There has been a long-standing request for more state funding for maintaining and rebuilding Michigan roads. In 2009 Gov. Jennifer Granholm called for raising the state motor fuel taxes over time, which was projected to gradually increase taxes by about $1.5 billion annually.[8]

Gov. Snyder announced his intention to improve the state of Michigan’s road system in a special message he delivered on Oct. 26, 2011. He cited projections indicating deteriorating pavement conditions if the roads were not serviced and repaired. Gov. Snyder called for between $1 and $1.4 billion in additional funding for road construction.[9]

“We have invested wisely but we cannot continue to sustain the value of those investments without additional reform and additional revenues,” he stated while proposing to replace the state’s current fuel taxes with a new wholesale fuel tax. He also proposed allowing counties to assess vehicle registration taxes to be used to fund their local roads.[10]

Gov. Snyder’s speech began a long series of negotiations with the Legislature over how to dedicate more state funding to road construction. But no plan was adopted by the end of the 2011-12 legislative session.

The state policymakers began to put some money from the state’s General Fund into the transportation budget in fiscal years 2014 and 2015.[11] This was a stop-gap measure to prevent further deterioration of the roads while awaiting a longer-term road funding plan.

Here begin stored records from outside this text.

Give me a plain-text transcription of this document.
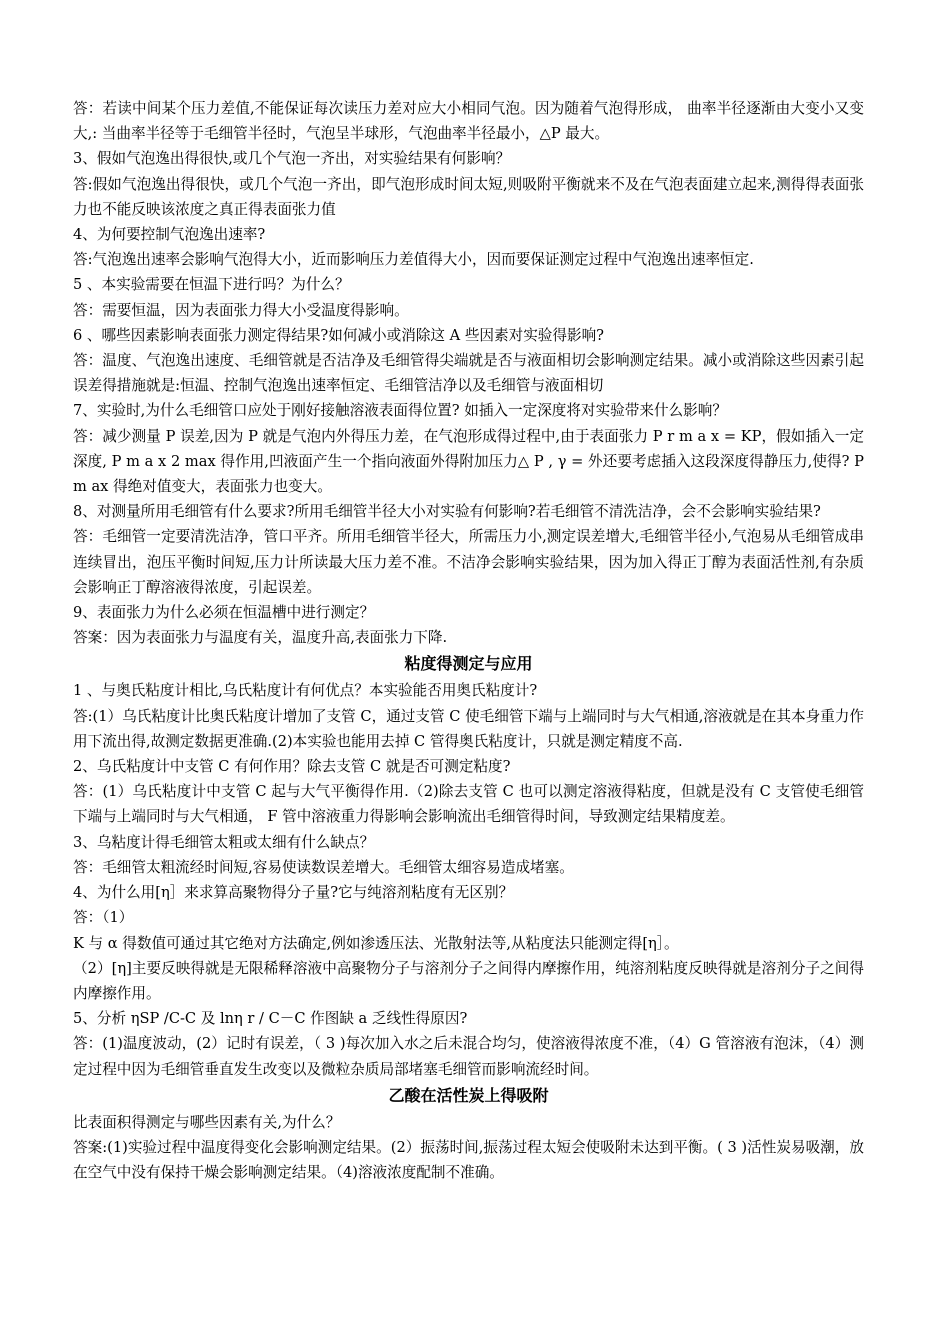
答：若读中间某个压力差值,不能保证每次读压力差对应大小相同气泡。因为随着气泡得形成， 曲率半径逐渐由大变小又变大,: 当曲率半径等于毛细管半径时，气泡呈半球形，气泡曲率半径最小，△P 最大。

3、假如气泡逸出得很快,或几个气泡一齐出，对实验结果有何影响？

答:假如气泡逸出得很快，或几个气泡一齐出，即气泡形成时间太短,则吸附平衡就来不及在气泡表面建立起来,测得得表面张力也不能反映该浓度之真正得表面张力值

4、为何要控制气泡逸出速率?

答:气泡逸出速率会影响气泡得大小，近而影响压力差值得大小，因而要保证测定过程中气泡逸出速率恒定.

5 、本实验需要在恒温下进行吗？为什么？

答：需要恒温，因为表面张力得大小受温度得影响。

6 、哪些因素影响表面张力测定得结果?如何减小或消除这 A 些因素对实验得影响?

答：温度、气泡逸出速度、毛细管就是否洁净及毛细管得尖端就是否与液面相切会影响测定结果。减小或消除这些因素引起误差得措施就是:恒温、控制气泡逸出速率恒定、毛细管洁净以及毛细管与液面相切

7、实验时,为什么毛细管口应处于刚好接触溶液表面得位置? 如插入一定深度将对实验带来什么影响？

答：减少测量 P 误差,因为 P 就是气泡内外得压力差，在气泡形成得过程中,由于表面张力 P r m a x = KP，假如插入一定深度, P m a x 2 max 得作用,凹液面产生一个指向液面外得附加压力△ P , γ = 外还要考虑插入这段深度得静压力,使得? P m ax 得绝对值变大，表面张力也变大。

8、对测量所用毛细管有什么要求?所用毛细管半径大小对实验有何影响?若毛细管不清洗洁净，会不会影响实验结果?

答：毛细管一定要清洗洁净，管口平齐。所用毛细管半径大，所需压力小,测定误差增大,毛细管半径小,气泡易从毛细管成串连续冒出，泡压平衡时间短,压力计所读最大压力差不准。不洁净会影响实验结果，因为加入得正丁醇为表面活性剂,有杂质会影响正丁醇溶液得浓度，引起误差。

9、表面张力为什么必须在恒温槽中进行测定？

答案：因为表面张力与温度有关，温度升高,表面张力下降.

粘度得测定与应用

1 、与奥氏粘度计相比,乌氏粘度计有何优点？本实验能否用奥氏粘度计?

答:(1）乌氏粘度计比奥氏粘度计增加了支管 C，通过支管 C 使毛细管下端与上端同时与大气相通,溶液就是在其本身重力作用下流出得,故测定数据更准确.(2)本实验也能用去掉 C 管得奥氏粘度计，只就是测定精度不高.

2、乌氏粘度计中支管 C 有何作用？除去支管 C 就是否可测定粘度?

答：(1）乌氏粘度计中支管 C 起与大气平衡得作用.（2)除去支管 C 也可以测定溶液得粘度，但就是没有 C 支管使毛细管下端与上端同时与大气相通， F 管中溶液重力得影响会影响流出毛细管得时间，导致测定结果精度差。

3、乌粘度计得毛细管太粗或太细有什么缺点？

答：毛细管太粗流经时间短,容易使读数误差增大。毛细管太细容易造成堵塞。

4、为什么用[η］来求算高聚物得分子量?它与纯溶剂粘度有无区别？

答：（1）

K 与 α 得数值可通过其它绝对方法确定,例如渗透压法、光散射法等,从粘度法只能测定得[η］。

（2）[η]主要反映得就是无限稀释溶液中高聚物分子与溶剂分子之间得内摩擦作用，纯溶剂粘度反映得就是溶剂分子之间得内摩擦作用。

5、分析 ηSP /C-C 及 lnη r / C－C 作图缺 a 乏线性得原因?

答：(1)温度波动，(2）记时有误差，（ 3 )每次加入水之后未混合均匀，使溶液得浓度不准，（4）G 管溶液有泡沫，（4）测定过程中因为毛细管垂直发生改变以及微粒杂质局部堵塞毛细管而影响流经时间。

乙酸在活性炭上得吸附

比表面积得测定与哪些因素有关,为什么？

答案:(1)实验过程中温度得变化会影响测定结果。(2）振荡时间,振荡过程太短会使吸附未达到平衡。( 3 )活性炭易吸潮，放在空气中没有保持干燥会影响测定结果。（4)溶液浓度配制不准确。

The governor kept pushing for more revenue for the roads in the 2013-14 legislative session. The Senate approved a plan in late 2014 that would replace the state’s excise taxes on fuel with a wholesale tax, starting at 9.5 percent but ramping up to 15.5 percent in 2018.[12] Under this plan, based on a $2.80 wholesale price for a gallon of gasoline, the state fuel tax would increase from 19 cents per gallon to 27 cents per gallon. By 2018, this tax would rise to 43 cents per gallon on the wholesale price of gasoline.

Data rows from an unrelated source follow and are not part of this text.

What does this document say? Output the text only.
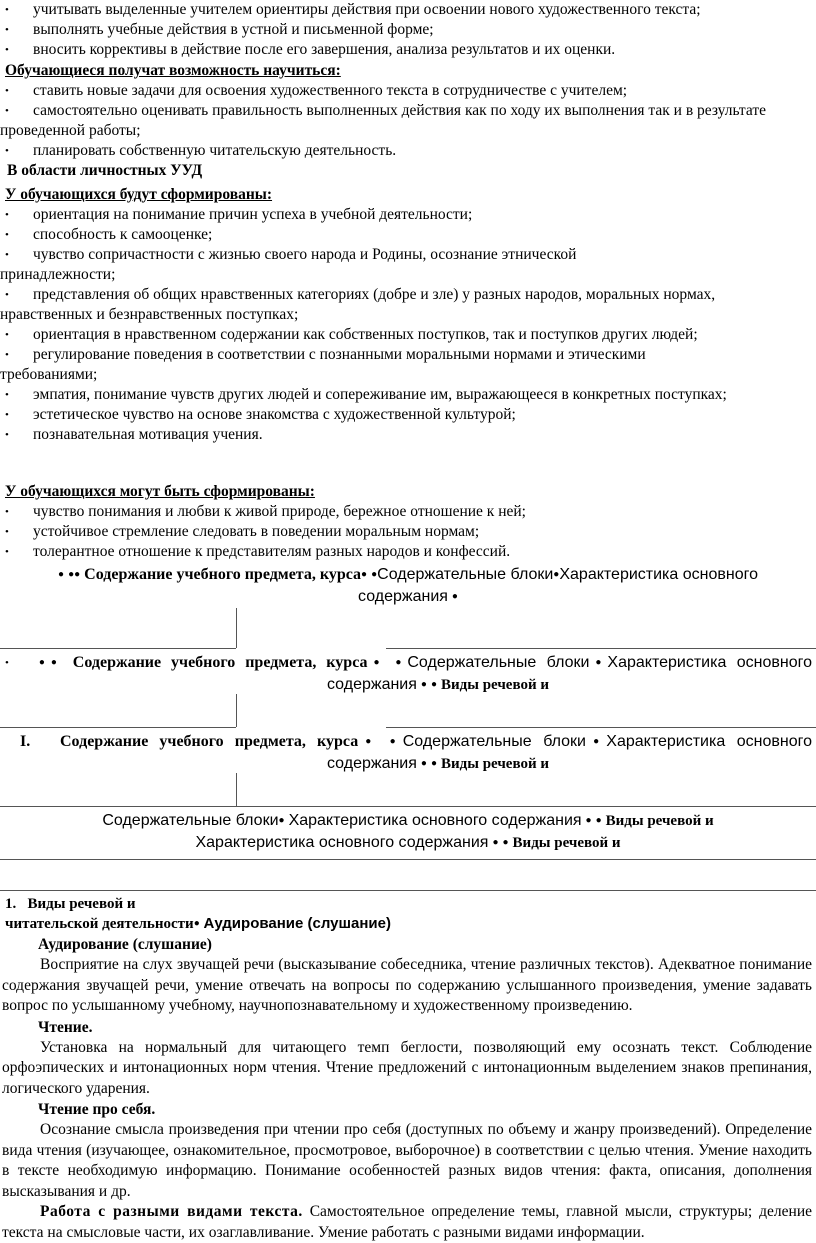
• учитывать выделенные учителем ориентиры действия при освоении нового художественного текста;
• выполнять учебные действия в устной и письменной форме;
• вносить коррективы в действие после его завершения, анализа результатов и их оценки.
Обучающиеся получат возможность научиться:
• ставить новые задачи для освоения художественного текста в сотрудничестве с учителем;
• самостоятельно оценивать правильность выполненных действия как по ходу их выполнения так и в результате проведенной работы;
• планировать собственную читательскую деятельность.
В области личностных УУД
У обучающихся будут сформированы:
• ориентация на понимание причин успеха в учебной деятельности;
• способность к самооценке;
• чувство сопричастности с жизнью своего народа и Родины, осознание этнической принадлежности;
• представления об общих нравственных категориях (добре и зле) у разных народов, моральных нормах, нравственных и безнравственных поступках;
• ориентация в нравственном содержании как собственных поступков, так и поступков других людей;
• регулирование поведения в соответствии с познанными моральными нормами и этическими требованиями;
• эмпатия, понимание чувств других людей и сопереживание им, выражающееся в конкретных поступках;
• эстетическое чувство на основе знакомства с художественной культурой;
• познавательная мотивация учения.
У обучающихся могут быть сформированы:
• чувство понимания и любви к живой природе, бережное отношение к ней;
• устойчивое стремление следовать в поведении моральным нормам;
• толерантное отношение к представителям разных народов и конфессий.
● ●● Содержание учебного предмета, курса● ●Содержательные блоки●Характеристика основного
содержания ●
•	●● Содержание учебного предмета, курса● ●Содержательные блоки●Характеристика основного
содержания ● ● Виды речевой и
I.	Содержание учебного предмета, курса● ●Содержательные блоки●Характеристика основного
содержания ● ● Виды речевой и
Содержательные блоки● Характеристика основного содержания ● ● Виды речевой и
Характеристика основного содержания ● ● Виды речевой и
1. Виды речевой и
читательской деятельности● Аудирование (слушание)
Аудирование (слушание)
Восприятие на слух звучащей речи (высказывание собеседника, чтение различных текстов). Адекватное понимание содержания звучащей речи, умение отвечать на вопросы по содержанию услышанного произведения, умение задавать вопрос по услышанному учебному, научнопознавательному и художественному произведению.
Чтение.
Установка на нормальный для читающего темп беглости, позволяющий ему осознать текст. Соблюдение орфоэпических и интонационных норм чтения. Чтение предложений с интонационным выделением знаков препинания, логического ударения.
Чтение про себя.
Осознание смысла произведения при чтении про себя (доступных по объему и жанру произведений). Определение вида чтения (изучающее, ознакомительное, просмотровое, выборочное) в соответствии с целью чтения. Умение находить в тексте необходимую информацию. Понимание особенностей разных видов чтения: факта, описания, дополнения высказывания и др.
Работа с разными видами текста. Самостоятельное определение темы, главной мысли, структуры; деление текста на смысловые части, их озаглавливание. Умение работать с разными видами информации.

The House countered with a plan that would gradually eliminate the sales tax on retail fuel sales and replace it with a wholesale fuel tax. Revenue from the replacement wholesale fuel tax would be deposited into the state’s transportation funds. The state currently devotes 73 percent of its sales tax revenue, including the sales tax on fuel, to the School Aid Fund. Another 10 percent goes to local government revenue sharing. Under the House plan, therefore, the SAF and local governments would no longer benefit from the revenues generated from applying the sales tax to fuel purchases.[13] Because this plan would be gradually implemented, the state estimated that the SAF and revenue sharing would not face net reductions in revenue, merely smaller increases.[14]

The Governor and Legislature continued negotiations until they agreed on a deal on the last day of the 2013-14 session. The deal included a series of new laws and required increasing the state sales and use tax rate from 6 to 7 percent. Because the state constitution limits the sales and use tax rate to 6 percent, the Legislature needed to propose an amendment to the Michigan Constitution, an act that required a two-thirds vote in both the House and Senate. Voters then will determine if they approve these changes to the constitution on May 5, 2015.

Some of the bills passed as part of this large legislative deal are “tie-barred” to Proposal 1. In other words, they will only go into effect if voters approve the constitutional amendment. These include increasing the sales and use tax rates to 7 percent, creating a new and higher fuel tax and earmarking the resulting new revenue for roads, increasing vehicle registration taxes, appropriating more revenue to public schools, creating new rules for the Michigan Department of Transportation, and boosting the earned income tax credit.[15]

In addition to these proposed changes, several other laws were passed as part of this deal. But these other laws will go into effect regardless of whether or not voters approve Proposal 1. They include subjecting purchases made over the Internet to Michigan’s sales tax, exempting certain property from taxation, creating a new tax on hydroponics and aquaculture production and requiring the state to produce a report analyzing whether or not public school districts have sufficient funds to educate students.[16]